Open rcurtin opened this issue 5 years ago • 20 comments

Issue description

When using callbacks like ens::ProgessBar or similar, and the optimization terminates partway through an epoch due to a convergence check, the output can be confusing:

Epoch 1/29[=========================================================================================>..........] 89% - ETA: 0s - loss: 1115.75

but then output stops.

See the discussion at https://github.com/mlpack/mlpack/issues/2073 for many more details and how to reproduce.

Expected behavior

We should see if we can modify the ens::ProgressBar callback (and perhaps others) to give better output in these situations. Perhaps something like this would be an improvement:

Epoch 1/29[=========================================================================================>..........] 89% - ETA: 0s - loss: 1115.75
Optimization converged! (value 1.33e-6, tolerance 1e-5)

Actual behavior

Instead the output just terminates:

Epoch 1/29[=========================================================================================>..........] 89% - ETA: 0s - loss: 1115.75

This would be a good issue if you are not familiar with how ensmallen's callbacks work and would like to be. I don't have a direct route to a solution here, so my suggestion would be to investigate the current callback code, reproduce the issue, then think about the cleanest way to print convergence information in the ens::ProgressBar callback. Once that's done, see if similar changes might be useful for some of the other callbacks that print information (see http://ensmallen.org/docs.html#callback-documentation for more information on the callbacks that are available).

rcurtin avatar Dec 24 '19 02:12 rcurtin

I would like to take up this issue.

vikram2000b avatar Jan 10 '20 07:01 vikram2000b

Hi @vikram2000b, you're more than welcome to. When you have a PR ready, someone will review it when they're able to. :+1:

rcurtin avatar Jan 10 '20 14:01 rcurtin

Can I take up this issue as there is no PR yet?

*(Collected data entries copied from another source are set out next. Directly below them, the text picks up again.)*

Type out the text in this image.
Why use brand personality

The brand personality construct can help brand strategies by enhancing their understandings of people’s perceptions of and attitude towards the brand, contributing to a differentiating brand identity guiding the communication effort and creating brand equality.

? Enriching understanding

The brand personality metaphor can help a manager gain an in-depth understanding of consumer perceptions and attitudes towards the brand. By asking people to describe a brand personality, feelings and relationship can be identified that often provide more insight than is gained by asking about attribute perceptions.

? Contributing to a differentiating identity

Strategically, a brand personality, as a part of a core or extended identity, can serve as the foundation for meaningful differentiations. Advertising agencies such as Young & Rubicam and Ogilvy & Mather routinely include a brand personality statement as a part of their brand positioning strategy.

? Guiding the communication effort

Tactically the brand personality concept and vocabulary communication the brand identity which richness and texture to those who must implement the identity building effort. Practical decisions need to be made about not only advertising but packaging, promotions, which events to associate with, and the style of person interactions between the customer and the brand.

I am a beginner and I want to explore how this works.

dB2510 avatar Jan 26 '20 05:01 dB2510

@dB2510 I think that is reasonable, @vikram2000b are you fine with that?

zoq avatar Jan 26 '20 19:01 zoq

@zoq Any idea how can I reproduce the issue mentioned here https://github.com/mlpack/mlpack/issues/2073 ?

dB2510 avatar Jan 28 '20 17:01 dB2510

@dB2510 there is some code in that issue that you can directly compile and use in a program to reproduce the issue. You will probably have to find some datasets to use to reproduce the issue, but that shouldn't be hard---you can probably use some of the datasets in src/mlpack/tests/data/ or something like that.

rcurtin avatar Jan 30 '20 02:01 rcurtin

Hey, @rcurtin wanted to know if this has been solved if not then can I move forward with it?

gaurav-singh1998 avatar Feb 23 '20 16:02 gaurav-singh1998

@gaurav-singh1998 I have yet to see any PR related to the issue, so yes, if you can solve the issue, please do. :+1:

rcurtin avatar Feb 23 '20 20:02 rcurtin

Hi, @rcurtin @zoq while I was through the callback codebase trying to understand it for solving this issue I came across the piece of code given below which iterates over the callbacks and invoke the BeginOptimization() callback if it exists

bool result = false;
    (void)std::initializer_list<bool>{ result =
        result || Callback::BeginOptimizationFunction(callbacks, optimizer,
            function, coordinates)... };
     return result;

I am having a hard time understanding how does this work. Please help understand the underlying concepts behind this. Thanks.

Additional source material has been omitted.